Pour syrup into mug, add in about half the milk, while pouring shots:
Add in shots, down the center of mug, top with remaining milk. Decorate top as desired.
When using non-dairy milks, use unsweetened and organic for best results. Almond often steams easiest, with little carry-over taste. I find that soy fries on the steaming wand, so have a wet rag ready when you take the wand out of the pitcher. Rice tends to be watery, coconut is delicious, but has a very pronounced flavor when warm. As always, if you drink dairy, whole tastes best.

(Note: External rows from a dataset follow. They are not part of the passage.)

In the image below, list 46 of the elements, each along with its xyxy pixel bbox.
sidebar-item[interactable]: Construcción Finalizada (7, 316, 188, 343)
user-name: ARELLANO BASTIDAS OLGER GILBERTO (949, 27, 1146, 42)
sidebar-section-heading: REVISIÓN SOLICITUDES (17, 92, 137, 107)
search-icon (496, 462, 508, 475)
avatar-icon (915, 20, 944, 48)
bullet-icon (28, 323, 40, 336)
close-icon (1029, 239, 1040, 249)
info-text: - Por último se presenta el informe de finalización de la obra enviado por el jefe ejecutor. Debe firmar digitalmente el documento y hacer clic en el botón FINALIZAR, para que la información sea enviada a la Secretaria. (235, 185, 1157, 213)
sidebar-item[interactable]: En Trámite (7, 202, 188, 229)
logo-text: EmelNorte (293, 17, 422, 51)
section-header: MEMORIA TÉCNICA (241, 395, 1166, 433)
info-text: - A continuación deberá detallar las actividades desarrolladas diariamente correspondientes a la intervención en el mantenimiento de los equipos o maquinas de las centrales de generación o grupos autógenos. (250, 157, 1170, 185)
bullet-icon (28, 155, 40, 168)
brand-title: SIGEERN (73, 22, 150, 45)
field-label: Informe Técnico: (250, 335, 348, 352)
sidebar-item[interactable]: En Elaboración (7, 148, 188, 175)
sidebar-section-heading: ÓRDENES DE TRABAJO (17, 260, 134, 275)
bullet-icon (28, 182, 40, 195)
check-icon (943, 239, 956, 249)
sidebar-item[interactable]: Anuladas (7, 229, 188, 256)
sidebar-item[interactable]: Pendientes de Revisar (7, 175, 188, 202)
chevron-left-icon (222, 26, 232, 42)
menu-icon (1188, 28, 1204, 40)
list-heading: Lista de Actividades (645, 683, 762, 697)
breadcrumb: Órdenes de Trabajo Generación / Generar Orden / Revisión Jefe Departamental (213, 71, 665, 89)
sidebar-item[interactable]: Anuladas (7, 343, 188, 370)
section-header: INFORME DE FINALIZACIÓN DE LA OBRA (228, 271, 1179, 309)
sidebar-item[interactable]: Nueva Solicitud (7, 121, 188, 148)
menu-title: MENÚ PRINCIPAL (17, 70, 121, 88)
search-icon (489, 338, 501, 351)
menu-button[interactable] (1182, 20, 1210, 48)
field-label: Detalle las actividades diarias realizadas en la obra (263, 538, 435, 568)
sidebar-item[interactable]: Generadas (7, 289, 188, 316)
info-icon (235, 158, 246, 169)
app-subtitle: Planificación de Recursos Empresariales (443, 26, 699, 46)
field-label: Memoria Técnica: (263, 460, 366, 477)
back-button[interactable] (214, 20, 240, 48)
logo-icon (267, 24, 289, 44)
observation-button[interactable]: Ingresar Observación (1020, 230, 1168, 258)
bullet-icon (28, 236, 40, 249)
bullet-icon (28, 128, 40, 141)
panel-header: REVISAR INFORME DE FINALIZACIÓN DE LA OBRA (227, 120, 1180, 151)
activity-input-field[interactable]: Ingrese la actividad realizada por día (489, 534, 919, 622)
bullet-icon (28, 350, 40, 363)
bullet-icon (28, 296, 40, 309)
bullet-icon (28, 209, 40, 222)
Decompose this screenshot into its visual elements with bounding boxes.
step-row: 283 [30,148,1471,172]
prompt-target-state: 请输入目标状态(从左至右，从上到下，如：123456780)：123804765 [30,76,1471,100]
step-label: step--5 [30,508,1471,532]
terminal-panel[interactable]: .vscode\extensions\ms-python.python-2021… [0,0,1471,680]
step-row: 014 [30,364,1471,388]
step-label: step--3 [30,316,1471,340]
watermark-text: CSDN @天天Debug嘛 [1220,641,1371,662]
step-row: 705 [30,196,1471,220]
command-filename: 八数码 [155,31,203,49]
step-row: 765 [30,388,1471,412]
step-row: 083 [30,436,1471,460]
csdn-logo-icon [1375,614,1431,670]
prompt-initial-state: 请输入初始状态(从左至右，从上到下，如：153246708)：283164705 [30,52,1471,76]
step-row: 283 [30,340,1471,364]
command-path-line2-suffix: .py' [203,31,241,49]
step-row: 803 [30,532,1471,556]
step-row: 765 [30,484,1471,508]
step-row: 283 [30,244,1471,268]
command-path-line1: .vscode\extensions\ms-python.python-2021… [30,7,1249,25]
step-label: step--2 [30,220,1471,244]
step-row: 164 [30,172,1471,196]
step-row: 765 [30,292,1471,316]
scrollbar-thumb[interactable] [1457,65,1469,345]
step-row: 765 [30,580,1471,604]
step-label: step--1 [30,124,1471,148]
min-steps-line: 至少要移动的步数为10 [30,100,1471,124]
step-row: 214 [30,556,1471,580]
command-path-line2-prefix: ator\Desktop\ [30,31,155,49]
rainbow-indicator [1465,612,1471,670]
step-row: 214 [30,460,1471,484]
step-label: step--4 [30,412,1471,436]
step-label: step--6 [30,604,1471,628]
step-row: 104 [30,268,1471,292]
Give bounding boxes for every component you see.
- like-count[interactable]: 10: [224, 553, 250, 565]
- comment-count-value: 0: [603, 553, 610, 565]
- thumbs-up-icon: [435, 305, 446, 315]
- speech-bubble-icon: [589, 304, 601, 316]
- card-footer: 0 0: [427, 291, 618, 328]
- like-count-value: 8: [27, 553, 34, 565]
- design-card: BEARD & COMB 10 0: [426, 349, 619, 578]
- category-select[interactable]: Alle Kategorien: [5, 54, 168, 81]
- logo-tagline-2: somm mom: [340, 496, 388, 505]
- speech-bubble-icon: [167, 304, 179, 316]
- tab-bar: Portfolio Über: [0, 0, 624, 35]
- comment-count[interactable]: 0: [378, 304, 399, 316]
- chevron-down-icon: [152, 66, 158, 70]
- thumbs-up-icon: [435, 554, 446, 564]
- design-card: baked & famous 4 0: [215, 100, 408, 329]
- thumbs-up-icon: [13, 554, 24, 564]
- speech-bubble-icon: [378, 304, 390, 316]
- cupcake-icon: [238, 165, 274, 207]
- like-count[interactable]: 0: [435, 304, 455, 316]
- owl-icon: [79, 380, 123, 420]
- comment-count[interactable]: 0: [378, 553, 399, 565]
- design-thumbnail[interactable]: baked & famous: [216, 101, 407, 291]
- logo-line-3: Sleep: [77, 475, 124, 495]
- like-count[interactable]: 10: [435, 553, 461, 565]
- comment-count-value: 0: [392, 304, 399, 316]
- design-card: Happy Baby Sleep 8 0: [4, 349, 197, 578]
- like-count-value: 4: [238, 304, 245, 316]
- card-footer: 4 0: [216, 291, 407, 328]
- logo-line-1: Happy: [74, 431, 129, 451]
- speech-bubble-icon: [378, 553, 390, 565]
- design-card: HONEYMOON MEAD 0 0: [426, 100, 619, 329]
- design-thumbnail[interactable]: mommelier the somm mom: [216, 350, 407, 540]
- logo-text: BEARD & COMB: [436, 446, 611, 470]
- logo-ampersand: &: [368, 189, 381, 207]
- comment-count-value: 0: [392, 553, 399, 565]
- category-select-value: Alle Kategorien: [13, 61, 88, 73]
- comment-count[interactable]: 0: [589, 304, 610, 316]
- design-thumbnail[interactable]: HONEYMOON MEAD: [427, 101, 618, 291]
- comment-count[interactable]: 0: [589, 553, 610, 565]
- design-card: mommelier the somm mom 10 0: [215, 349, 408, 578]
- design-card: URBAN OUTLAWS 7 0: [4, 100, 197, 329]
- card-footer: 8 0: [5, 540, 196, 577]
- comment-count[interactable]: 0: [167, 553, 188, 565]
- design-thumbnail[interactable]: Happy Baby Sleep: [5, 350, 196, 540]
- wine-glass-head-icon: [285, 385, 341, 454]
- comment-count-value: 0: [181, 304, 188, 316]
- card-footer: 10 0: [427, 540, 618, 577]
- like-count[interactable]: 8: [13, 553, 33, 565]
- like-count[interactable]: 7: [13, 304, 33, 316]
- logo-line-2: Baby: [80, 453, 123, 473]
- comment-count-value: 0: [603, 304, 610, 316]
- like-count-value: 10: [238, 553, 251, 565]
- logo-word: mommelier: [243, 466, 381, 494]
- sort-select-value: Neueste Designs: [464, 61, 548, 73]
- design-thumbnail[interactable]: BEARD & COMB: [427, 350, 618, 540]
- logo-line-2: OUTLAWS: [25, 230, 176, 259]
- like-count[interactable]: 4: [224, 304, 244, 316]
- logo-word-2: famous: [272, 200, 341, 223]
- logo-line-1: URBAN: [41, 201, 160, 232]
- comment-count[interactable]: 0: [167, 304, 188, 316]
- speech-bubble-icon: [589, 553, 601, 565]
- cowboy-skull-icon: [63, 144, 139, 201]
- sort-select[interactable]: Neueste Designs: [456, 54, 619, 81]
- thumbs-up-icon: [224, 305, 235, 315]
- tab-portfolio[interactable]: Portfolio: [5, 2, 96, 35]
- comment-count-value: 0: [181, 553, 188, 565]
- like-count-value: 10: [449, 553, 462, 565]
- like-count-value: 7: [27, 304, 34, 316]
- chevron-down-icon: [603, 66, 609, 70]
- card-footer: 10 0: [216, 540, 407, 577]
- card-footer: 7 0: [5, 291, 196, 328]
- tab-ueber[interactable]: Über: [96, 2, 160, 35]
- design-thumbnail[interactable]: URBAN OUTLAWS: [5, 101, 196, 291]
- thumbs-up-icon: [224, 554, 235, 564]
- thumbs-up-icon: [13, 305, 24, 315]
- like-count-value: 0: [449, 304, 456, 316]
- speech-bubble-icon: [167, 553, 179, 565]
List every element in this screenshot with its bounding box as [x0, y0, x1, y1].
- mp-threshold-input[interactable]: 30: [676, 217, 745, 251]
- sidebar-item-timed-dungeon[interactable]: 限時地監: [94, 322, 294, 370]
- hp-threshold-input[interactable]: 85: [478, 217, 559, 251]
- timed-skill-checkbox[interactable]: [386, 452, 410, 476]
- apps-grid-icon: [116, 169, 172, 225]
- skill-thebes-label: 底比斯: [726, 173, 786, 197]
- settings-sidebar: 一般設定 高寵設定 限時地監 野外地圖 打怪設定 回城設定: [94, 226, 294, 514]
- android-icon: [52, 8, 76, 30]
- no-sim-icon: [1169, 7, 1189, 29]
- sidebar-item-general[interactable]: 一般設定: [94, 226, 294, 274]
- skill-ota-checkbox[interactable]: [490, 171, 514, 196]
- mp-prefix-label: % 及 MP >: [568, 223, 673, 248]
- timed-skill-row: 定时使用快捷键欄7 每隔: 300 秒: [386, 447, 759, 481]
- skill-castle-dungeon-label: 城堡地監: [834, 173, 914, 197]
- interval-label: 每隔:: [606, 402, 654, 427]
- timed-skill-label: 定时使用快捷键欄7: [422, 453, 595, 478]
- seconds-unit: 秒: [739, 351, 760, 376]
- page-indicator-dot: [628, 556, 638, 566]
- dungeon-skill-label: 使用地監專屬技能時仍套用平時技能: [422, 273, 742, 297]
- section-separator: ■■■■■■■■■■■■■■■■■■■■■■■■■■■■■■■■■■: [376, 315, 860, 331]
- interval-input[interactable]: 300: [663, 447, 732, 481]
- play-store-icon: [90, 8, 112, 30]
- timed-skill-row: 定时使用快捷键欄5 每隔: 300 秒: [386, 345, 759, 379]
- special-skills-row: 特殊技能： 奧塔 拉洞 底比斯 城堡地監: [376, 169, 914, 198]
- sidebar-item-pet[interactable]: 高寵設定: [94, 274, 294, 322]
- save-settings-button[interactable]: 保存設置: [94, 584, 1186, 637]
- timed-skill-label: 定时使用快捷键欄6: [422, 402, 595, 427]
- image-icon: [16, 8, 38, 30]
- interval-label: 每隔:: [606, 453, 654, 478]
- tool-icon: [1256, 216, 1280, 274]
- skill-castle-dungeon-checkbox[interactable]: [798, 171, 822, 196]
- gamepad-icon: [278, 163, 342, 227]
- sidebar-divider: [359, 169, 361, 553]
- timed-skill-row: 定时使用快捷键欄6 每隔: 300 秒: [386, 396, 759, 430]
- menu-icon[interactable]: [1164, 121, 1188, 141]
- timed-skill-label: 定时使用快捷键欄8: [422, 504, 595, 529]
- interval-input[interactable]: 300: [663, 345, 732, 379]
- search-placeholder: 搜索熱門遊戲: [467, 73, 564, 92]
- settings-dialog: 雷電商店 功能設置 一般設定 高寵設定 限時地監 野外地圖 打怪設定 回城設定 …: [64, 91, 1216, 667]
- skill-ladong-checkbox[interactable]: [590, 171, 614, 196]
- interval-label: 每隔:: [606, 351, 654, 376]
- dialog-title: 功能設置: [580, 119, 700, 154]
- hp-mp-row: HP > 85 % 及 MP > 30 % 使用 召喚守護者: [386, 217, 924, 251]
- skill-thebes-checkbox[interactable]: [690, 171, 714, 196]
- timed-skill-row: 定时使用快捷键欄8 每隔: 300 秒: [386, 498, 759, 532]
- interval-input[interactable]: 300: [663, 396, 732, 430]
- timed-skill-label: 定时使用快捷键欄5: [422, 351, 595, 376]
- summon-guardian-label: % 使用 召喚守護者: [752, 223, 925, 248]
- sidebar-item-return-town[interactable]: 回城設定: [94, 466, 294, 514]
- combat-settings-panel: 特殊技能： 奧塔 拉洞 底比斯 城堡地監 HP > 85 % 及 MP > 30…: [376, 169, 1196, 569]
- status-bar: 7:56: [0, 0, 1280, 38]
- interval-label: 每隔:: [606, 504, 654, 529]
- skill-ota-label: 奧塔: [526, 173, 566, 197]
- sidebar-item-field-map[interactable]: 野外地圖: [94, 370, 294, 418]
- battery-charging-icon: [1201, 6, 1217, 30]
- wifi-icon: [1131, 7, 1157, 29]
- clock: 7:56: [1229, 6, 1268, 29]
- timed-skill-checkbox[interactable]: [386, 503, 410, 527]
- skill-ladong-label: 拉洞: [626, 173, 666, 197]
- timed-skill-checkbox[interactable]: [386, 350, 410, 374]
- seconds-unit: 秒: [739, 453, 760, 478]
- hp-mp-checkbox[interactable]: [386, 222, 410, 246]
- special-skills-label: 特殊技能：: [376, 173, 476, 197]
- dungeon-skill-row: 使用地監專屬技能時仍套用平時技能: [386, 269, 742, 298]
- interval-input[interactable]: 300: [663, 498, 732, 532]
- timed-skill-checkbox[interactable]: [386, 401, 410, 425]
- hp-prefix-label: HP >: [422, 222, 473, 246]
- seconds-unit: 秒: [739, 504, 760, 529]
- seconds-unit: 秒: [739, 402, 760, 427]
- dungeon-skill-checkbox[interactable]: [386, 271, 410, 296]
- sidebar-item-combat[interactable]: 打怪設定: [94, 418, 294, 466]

I realize of course that not every one has an espresso machine on hand. I was a barista in my 20’s for 9 years. This is the machine we run on: Breville BES870XL Barista Express Espresso Machine. No, it isn’t cheap. It runs beautifully – and is pretty user-friendly (also easy for the non-barista to master).
So…the other thing is yes, you can warm milk in a saucepan and use double strength brewed coffee – but that isn’t a true latte. Please, consider an espresso machine if you love lattes. Find a barista who is nice, and ask them to teach you the basics. I did this for many customers. Once you learn how…next thing you know, you’ll have a showcase machine and all the tools to go with it 😉 And a tip jar on your counter! Your machine will pay for itself quickly if you are a daily drinker!
See you tomorrow and have a wonderful Labor Day!